Vous en voulez de la joie? J’vais vous en donner moi, vous allez voir... Et je vous garantis que c’est une menace, pas une promesse! Non mais c’est vrai quoi, qu’est-ce qu’on a à battre des nageoires comme des otaries qui auraient sniffé la banquise? C’est quoi cette injonction universelle à la banane, à l’éclate, au contentement sans borne, cette épidémie de coachs en jubilation? Et puis au fond, c’est quoi la joie et où peut-on la trouver?
M.-E.: Bonne question... À laquelle on tente de répondre dans la présente émission. Tu as quelque chose à ajouter?
Oui, j’ai un peu de sel à verser sur la plaie. La joie, d’abord, c’est petit. C’est un bonheur diminutif, éphémère et diaphane. Je parle de ce type de plaisir qu’on va chercher dans la première gorgée de bière, le premier café du matin ou la première cigarette, ce type de plaisir dont des écrivains experts en spéléologie de leur nombril se sont fait une spécialité. La joie c’est ça: un truc fugace, un bonheur Wish glané çà et là, un ersatz. Et n’oublions pas que la joie est aussi une émotion ambivalente: elle peut être féroce, maligne, ce que l’allemand résume avec le terme de Schadenfreude, la joie de contempler les infortunes d’autrui. Bref, pas joli joli tout ça. Sans compter que la joie... Je ne sais pas... Il y a un côté satisfaction de ruminant qui digère là-dedans. La joie du veau conduit à l’abattoir ou du consommateur tondu bien comme il faut, en somme.
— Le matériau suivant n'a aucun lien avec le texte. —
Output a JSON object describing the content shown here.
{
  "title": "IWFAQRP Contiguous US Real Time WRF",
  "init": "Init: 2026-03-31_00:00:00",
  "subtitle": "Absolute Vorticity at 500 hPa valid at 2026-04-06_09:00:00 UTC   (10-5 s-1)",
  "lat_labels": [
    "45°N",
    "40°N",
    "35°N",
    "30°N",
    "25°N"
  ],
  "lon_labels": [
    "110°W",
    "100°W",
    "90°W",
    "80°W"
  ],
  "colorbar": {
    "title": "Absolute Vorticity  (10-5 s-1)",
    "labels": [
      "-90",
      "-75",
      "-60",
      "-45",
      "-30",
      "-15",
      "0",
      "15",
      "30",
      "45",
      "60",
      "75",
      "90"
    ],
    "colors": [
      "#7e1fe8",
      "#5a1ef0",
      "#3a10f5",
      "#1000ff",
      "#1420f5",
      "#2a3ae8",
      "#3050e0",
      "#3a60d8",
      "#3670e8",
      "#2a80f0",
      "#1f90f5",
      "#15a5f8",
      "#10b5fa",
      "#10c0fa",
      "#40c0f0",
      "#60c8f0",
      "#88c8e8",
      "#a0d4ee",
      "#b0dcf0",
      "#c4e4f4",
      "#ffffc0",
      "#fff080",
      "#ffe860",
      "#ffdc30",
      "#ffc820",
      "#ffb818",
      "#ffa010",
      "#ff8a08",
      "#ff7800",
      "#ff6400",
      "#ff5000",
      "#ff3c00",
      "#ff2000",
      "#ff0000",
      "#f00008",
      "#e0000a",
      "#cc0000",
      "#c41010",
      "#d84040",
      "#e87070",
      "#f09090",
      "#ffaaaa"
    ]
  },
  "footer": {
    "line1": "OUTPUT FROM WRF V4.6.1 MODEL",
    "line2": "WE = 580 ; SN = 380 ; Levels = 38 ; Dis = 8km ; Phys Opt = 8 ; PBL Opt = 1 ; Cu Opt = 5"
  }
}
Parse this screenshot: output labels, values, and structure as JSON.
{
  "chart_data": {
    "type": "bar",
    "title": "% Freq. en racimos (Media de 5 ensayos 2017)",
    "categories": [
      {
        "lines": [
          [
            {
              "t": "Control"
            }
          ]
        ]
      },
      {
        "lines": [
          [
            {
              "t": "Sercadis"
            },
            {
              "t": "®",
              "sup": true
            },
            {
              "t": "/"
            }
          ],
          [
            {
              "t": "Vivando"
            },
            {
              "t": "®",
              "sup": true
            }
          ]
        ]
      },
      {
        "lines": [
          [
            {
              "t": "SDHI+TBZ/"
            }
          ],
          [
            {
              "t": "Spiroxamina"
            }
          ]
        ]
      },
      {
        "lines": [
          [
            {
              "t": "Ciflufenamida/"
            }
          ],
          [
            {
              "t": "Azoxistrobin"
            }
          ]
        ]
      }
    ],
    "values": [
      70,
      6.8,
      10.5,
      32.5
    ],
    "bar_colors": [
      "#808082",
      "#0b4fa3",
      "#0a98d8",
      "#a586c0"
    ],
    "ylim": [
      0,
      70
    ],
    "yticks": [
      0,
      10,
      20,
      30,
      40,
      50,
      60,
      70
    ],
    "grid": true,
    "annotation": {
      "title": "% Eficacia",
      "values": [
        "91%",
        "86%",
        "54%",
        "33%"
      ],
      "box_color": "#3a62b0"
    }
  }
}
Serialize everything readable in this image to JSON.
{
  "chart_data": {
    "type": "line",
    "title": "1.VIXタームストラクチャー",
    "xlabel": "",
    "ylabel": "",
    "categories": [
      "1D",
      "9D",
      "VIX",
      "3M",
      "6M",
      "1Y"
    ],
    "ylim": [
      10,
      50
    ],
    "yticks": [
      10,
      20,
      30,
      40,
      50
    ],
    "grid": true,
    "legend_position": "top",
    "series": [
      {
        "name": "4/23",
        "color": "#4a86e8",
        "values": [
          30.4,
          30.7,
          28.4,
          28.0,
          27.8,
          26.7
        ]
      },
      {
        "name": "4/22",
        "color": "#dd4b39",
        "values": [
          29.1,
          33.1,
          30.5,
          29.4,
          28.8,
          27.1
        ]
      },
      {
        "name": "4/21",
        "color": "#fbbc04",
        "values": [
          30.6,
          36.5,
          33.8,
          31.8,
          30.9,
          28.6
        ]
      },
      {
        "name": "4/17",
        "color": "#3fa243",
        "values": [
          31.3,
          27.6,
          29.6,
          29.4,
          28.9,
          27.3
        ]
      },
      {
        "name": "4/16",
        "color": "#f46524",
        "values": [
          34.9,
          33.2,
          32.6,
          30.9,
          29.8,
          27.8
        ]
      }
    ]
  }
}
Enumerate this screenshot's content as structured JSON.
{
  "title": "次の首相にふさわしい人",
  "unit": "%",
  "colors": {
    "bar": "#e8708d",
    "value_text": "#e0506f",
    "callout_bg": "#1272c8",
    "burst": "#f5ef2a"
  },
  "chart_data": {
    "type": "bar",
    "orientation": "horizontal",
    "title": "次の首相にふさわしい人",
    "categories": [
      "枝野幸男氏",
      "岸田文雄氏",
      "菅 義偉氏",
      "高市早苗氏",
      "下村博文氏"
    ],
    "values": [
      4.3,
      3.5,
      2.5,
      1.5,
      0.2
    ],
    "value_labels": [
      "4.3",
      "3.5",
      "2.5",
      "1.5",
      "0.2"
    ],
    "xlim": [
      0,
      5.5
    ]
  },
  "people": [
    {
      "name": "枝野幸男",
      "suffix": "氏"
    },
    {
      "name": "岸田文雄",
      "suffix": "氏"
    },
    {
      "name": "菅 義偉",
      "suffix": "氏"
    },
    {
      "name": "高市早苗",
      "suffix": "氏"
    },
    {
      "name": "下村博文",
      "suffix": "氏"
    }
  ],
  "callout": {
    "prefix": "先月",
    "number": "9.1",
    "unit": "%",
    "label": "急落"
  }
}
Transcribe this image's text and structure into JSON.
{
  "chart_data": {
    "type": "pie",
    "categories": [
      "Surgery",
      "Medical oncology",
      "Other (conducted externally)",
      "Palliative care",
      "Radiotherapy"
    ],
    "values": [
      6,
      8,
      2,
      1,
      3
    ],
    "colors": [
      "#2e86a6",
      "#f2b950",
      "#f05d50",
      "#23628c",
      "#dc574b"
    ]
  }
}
M.-E.: Euh à quoi tu fais allusion au juste?
Rappelle-toi il y a 25 ans, quand le monde de la téléphonie s’est ouvert aux joies du libéralisme. On a vu débarquer alors plein de nouveaux opérateurs dont l’un, diAx, a vomi des réclames qui me chauffent toujours les sangs, un quart de siècle après! Ces publicités montraient, dans une esthétique vintage, des clients surjouant la joie la plus sotte, plongés dans une sorte de transe de béatitude devant les offres d’abonnement. Oh bien sûr, ça se voulait très second degré, dans le sabir de la marque ça s’adressait à des clients vachement calés et en mesure de décoder l’humour so chic de la campagne... Alors que dans les faits, ces réclames décrivaient surtout le consommateur comme un imbécile heureux! C’est d’ailleurs caractéristique d’une mentalité boutiquière propre au capitalisme: faut rendre le client tout joyeux, tout foufou, histoire qu’il ouvre grand son porte-monnaie et dépense sans compter, un bon gros sourire de pigeon peint sur sa face. Eh bien à ces joies commerçantes, j’oppose le mantra de Cyrano dans une fameuse tirade: non merci!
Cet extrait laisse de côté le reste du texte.